Het meten van convergentie en divergentie in variëteiten van Chinees: een lectometrische benadering.
What can Chinese teach us about the languages of Europe? Sociolinguistic research has obtained important insights into the dynamics of the languages of Europe: the emergence of pluricentric varieties, the global influence of English, the tendency towards informalization of the standard languages. But are these phenomena typically European, or are the same forces at work in other linguistic areas? A comparison with Chinese may provide an answer: I will analyze three varieties of Chinese (mainland China, Taiwan, Singapore) from the same perspectives that have been applied to the convergences and divergences of European languages, and with the same (quantitative, so-called ‘lectometric’) methods. Getting to know these methods better will be how I will benefit from the project. Conversely, the data that I will be able to obtain for the current evolution of Chinese will deepen the understanding of the European tendencies.
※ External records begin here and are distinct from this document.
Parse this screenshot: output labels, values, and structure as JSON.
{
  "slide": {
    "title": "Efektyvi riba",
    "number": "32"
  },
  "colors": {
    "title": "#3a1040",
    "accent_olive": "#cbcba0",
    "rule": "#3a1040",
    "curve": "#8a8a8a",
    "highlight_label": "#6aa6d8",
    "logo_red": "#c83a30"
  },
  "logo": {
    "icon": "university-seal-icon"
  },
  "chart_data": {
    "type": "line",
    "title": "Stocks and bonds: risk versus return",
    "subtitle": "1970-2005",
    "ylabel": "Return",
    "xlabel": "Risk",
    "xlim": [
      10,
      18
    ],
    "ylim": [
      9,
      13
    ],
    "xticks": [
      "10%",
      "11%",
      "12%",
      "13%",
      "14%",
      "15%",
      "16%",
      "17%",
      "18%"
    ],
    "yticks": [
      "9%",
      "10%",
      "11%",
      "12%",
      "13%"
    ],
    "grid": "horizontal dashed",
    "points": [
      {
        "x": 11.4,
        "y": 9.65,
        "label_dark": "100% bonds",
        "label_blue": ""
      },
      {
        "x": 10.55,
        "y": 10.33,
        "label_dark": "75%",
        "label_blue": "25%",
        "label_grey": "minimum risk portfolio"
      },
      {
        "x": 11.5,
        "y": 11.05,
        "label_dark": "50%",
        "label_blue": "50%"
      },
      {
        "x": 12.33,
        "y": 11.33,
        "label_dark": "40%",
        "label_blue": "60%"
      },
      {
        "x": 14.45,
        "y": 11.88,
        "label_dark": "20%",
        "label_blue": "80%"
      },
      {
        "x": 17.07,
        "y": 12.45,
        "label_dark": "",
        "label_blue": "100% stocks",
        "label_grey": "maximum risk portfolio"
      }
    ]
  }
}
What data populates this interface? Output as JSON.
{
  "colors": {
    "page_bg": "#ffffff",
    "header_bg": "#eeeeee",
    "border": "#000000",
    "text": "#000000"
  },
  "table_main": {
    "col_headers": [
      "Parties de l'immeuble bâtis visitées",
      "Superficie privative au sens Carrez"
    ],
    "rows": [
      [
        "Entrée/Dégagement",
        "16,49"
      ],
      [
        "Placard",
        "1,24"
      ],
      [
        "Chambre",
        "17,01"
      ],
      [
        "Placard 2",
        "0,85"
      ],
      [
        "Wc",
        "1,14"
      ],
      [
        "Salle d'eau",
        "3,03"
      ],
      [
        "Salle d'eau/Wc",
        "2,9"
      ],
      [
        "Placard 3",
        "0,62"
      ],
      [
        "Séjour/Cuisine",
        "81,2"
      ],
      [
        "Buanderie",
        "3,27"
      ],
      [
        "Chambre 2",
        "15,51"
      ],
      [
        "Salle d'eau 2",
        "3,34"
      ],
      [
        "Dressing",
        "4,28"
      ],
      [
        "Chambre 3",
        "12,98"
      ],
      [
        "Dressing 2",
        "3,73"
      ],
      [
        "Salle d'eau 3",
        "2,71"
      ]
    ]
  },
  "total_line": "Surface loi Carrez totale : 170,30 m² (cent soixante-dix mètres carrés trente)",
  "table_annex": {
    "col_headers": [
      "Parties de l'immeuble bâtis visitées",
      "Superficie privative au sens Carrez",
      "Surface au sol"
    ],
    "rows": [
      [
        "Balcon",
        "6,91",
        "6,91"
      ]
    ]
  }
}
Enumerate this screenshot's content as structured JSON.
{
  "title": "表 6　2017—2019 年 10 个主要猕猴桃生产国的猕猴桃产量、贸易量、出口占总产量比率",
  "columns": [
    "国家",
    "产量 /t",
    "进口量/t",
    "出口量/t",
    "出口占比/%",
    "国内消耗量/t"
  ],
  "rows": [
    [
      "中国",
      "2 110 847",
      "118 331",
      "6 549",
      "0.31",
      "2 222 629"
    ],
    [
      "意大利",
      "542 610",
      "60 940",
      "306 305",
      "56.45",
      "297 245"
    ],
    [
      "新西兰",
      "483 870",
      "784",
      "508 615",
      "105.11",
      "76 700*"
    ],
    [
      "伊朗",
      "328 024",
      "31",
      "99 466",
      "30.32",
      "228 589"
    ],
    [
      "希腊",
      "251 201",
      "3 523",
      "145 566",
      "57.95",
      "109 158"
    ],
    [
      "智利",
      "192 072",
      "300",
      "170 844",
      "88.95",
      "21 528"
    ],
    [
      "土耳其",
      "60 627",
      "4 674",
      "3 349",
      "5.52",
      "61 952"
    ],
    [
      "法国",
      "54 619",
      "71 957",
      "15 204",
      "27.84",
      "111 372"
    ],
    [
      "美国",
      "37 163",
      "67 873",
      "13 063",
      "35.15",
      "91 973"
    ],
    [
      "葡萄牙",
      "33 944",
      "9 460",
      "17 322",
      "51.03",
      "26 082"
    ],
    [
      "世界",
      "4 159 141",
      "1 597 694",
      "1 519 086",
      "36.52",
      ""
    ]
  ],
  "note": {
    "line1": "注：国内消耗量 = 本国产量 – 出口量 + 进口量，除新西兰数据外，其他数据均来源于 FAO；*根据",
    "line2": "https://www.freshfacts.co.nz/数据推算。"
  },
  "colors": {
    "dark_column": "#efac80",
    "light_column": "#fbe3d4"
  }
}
For instance, does the size of the languages involved play a role, or the kind of language policies at work in the different countries?
In practice, the project intends: 1) to evaluate lectometric measurements that have been recently developed for studying changes in the position of standard languages in Europe and offer a methodological guideline with which lexical variation among lects can be structured more comprehensively and cost-efficiently; 2) to identify the multifactorial variational structure that underlies the Chinese lexicon in written texts (synchronically); 3) to uncover how the stratificational distances among lects are changing progressively (diachronically) and to confront with what we find for Chinese and what we know about the processes in Europe.
The project targets academics as well as policy makers. It will provide new insights into the (lectometric) study of language variation, and thus yield fine-grained empirical evidence for language planning at the political level.